The director general of Dominican prisons repeatedly waved a booklet at the hearing which he claimed was a government proposal for prison reforms. Mercedes and others complained before the IACHR panel that the alleged reform proposal has not been made public.

International Legal Peril Increasing

Roberta Clarke, a delegate from Barbados on the IACHR examination panel, observed that the evidence reported by Dominican civil society at the hearing recalls a 1999 report following an IACHR country visit which revealed 70% of Dominican prisoners were under preventive detention orders in denial of due process and similar overcrowding conditions violated their human rights. Clarke’s comments confirmed that there are no improvements in today’s Dominican justice system, a fact she said left her “amazed”.

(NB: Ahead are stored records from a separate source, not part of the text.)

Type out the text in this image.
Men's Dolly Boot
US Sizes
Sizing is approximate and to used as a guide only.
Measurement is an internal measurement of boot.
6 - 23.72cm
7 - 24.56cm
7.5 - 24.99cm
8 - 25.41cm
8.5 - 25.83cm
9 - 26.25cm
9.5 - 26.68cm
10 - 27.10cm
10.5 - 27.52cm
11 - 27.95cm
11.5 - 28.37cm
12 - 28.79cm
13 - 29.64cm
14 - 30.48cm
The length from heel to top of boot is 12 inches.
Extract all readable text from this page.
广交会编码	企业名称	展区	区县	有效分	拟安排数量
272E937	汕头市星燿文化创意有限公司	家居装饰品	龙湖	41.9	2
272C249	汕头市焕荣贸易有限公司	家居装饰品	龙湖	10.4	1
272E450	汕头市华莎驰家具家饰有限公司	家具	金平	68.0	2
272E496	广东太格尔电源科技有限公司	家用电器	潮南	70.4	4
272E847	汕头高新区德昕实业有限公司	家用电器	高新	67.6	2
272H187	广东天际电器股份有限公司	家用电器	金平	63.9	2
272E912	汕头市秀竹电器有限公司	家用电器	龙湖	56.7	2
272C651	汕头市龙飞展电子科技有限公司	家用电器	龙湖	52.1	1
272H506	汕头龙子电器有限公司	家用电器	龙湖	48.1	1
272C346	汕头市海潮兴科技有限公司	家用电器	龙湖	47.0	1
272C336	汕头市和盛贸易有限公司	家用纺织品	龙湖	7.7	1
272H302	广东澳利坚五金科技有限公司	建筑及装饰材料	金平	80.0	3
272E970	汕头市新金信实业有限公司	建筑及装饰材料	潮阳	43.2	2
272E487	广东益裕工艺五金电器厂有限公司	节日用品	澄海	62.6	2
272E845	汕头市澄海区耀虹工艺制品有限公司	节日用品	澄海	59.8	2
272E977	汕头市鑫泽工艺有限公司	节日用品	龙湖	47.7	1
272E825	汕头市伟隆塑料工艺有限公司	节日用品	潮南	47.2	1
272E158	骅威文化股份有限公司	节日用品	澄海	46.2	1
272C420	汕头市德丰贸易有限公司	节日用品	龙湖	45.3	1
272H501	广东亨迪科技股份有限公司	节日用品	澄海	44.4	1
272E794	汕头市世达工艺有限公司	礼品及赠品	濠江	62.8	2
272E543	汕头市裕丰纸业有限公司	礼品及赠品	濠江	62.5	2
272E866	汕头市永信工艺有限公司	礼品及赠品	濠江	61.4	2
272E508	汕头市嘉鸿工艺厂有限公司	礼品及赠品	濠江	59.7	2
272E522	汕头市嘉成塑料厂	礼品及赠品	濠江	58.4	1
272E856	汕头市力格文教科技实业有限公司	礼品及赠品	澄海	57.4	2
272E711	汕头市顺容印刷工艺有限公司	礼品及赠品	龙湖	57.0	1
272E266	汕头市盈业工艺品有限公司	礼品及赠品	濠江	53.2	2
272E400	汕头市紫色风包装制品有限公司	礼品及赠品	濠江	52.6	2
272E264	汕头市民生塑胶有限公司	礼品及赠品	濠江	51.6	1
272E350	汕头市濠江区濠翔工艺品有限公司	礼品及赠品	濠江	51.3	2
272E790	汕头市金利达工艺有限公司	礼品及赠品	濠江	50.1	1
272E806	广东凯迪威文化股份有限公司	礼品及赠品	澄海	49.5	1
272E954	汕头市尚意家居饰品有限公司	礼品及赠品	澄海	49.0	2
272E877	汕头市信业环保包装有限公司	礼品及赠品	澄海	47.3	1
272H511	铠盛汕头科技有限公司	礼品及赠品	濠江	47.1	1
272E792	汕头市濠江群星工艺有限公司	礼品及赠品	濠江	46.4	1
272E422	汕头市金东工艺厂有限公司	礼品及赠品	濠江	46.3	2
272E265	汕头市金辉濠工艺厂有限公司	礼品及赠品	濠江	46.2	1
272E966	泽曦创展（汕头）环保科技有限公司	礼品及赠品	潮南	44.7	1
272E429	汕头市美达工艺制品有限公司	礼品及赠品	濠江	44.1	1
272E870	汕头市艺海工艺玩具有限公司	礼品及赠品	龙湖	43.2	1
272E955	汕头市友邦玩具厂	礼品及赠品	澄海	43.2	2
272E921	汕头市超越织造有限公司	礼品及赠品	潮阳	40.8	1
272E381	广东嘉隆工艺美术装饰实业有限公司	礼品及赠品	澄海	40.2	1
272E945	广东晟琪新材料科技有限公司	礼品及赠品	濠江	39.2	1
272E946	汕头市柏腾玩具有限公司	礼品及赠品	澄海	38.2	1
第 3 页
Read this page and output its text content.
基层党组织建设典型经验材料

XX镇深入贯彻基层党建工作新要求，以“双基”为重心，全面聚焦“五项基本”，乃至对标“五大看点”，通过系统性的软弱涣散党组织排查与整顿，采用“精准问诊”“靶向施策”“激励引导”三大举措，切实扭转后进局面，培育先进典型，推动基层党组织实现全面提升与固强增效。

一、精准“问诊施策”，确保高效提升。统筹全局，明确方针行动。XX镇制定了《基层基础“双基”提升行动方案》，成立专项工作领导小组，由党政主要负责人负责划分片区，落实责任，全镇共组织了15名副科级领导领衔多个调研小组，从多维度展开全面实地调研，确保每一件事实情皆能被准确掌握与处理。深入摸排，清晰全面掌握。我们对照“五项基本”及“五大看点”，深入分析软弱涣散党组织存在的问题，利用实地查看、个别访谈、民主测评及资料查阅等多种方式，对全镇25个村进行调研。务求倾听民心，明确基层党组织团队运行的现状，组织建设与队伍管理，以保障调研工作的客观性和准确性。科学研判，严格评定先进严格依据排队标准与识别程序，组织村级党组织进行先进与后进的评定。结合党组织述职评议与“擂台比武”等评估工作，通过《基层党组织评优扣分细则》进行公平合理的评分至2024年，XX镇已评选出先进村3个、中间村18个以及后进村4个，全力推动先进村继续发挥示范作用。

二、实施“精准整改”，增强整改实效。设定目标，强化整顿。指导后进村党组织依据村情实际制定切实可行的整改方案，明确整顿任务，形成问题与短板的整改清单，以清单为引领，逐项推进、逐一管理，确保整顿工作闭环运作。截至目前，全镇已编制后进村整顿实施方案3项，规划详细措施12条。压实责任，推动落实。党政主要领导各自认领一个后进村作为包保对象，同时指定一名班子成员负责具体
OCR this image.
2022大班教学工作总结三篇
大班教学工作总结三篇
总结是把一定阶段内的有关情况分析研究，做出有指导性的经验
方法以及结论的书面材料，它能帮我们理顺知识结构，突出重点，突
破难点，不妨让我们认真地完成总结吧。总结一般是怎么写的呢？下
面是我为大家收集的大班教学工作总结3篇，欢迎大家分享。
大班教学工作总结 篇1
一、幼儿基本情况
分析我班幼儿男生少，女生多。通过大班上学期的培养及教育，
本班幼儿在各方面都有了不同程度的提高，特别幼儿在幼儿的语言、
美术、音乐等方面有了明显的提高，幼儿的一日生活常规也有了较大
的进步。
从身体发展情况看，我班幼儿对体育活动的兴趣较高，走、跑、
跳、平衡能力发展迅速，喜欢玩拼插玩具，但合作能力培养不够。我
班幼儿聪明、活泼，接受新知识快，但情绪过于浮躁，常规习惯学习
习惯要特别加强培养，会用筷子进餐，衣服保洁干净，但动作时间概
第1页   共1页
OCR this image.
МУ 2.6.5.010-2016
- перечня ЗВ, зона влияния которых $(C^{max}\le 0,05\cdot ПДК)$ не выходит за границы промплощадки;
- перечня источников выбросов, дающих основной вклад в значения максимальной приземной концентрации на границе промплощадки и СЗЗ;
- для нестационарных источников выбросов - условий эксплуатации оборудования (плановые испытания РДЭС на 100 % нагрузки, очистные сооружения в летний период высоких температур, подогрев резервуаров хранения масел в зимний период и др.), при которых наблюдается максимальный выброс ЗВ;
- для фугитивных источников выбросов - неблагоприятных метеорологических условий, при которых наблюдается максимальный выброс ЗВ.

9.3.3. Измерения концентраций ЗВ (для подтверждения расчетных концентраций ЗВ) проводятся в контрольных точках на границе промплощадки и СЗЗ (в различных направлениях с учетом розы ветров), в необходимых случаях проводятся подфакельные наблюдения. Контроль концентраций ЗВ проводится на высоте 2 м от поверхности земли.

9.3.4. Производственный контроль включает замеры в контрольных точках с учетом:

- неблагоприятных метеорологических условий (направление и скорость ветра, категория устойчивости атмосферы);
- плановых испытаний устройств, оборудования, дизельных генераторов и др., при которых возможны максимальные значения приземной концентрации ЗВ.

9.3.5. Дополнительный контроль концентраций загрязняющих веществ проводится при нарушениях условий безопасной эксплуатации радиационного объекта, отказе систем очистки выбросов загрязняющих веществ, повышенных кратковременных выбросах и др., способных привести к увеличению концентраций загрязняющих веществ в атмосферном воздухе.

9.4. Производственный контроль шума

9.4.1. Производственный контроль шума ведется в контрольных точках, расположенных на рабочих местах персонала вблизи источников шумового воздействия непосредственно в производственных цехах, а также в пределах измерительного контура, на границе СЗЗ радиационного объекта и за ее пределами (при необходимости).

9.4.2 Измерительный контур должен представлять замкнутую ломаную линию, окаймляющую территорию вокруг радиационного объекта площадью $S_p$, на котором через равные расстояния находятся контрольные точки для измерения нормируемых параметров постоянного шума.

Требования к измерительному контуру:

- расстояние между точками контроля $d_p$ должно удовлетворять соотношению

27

Clarke’s observation could put the Dominican Republic and its officials in potentially serious legal jeopardy. Denial of due process, a fair trial and humane treatment while depriving people of their liberty are prohibited by multiple sections of Articles 5,7 and 8 of the American Convention on Human Rights.

The IACHR has a mandate to examine reports of such violations by member states like the Dominican Republic, and bring cases before the Inter-American Court of Human Rights. Dominican officials responsible for these human rights violations could face legal consequences should cases be brought before the regional international court.

United Nations Has Condemned Top Public Ministry Officials

This week’s public hearing follows a legal opinion made public in November by the United Nations Human Rights Council Working Group on Arbitrary Detention (WGAD), which condemned the Abinader government for practicing arbitrary arrest.

The WGAD concluded that prosecutors Yeni Berenice and Wilson Camacho of the Special Prosecutor’s Office for the Prosecution of Administrative Corruption (PEPCA), “orchestrated” a “public discredit campaign” and “systematically interrupted” the right to a defense to former Attorney General Jean Alain Rodriguez Sanchez.

The Dominican Justice Initiative sent a letter to the U.S. Ambassador to the United Nations (U.N.) Linda Thomas-Greenfield urging the Biden Administration follow through on the U.N.’s condemnation the actions of the Dominican government. The letter states, “according to public records and reports in the Dominican Republic’s media, Ms. Berenice Reynoso has carried out identical or similar actions detailed in the WGAD decision against in dozens of other individuals in other cases.”

Wrongful Detention of U.S. Nationals by Abinader Government

Despite calls from Congressional leaders to determine how many Americans are being wrongfully detained by the Dominican government and to investigate DOJ funding of programs that are unlawfully detaining Americans, the Biden Administration’s “double standard” persists, and a blind eye is turned to the Dominican Republic.

In a recent letter to Secretary of State Antony Blinken, U.S. House Foreign Affairs Committee Chairman Michael McCaul raised deep concerns around the fact that the Americans – both citizens and legal permanent residents – have been caught up in the preventive detention crisis. Chairman McCaul expressed alarm that the State Department “does not have a complete accounting of the number of Americans that are currently imprisoned in the country.”

Chairman McCaul’s concerns were echoed by U.S. Representative Troy Nehls in a letter to the Inspector General of the Department of Justice, questioning whether U.S. tax dollars were being used to wrongfully detain U.S. nationals in the Dominican Republic. Representative Nehls was rightly concerned that taxpayer funds are “being used to unreasonably deny the due process rights of American citizens and legal residents living outside the U.S.”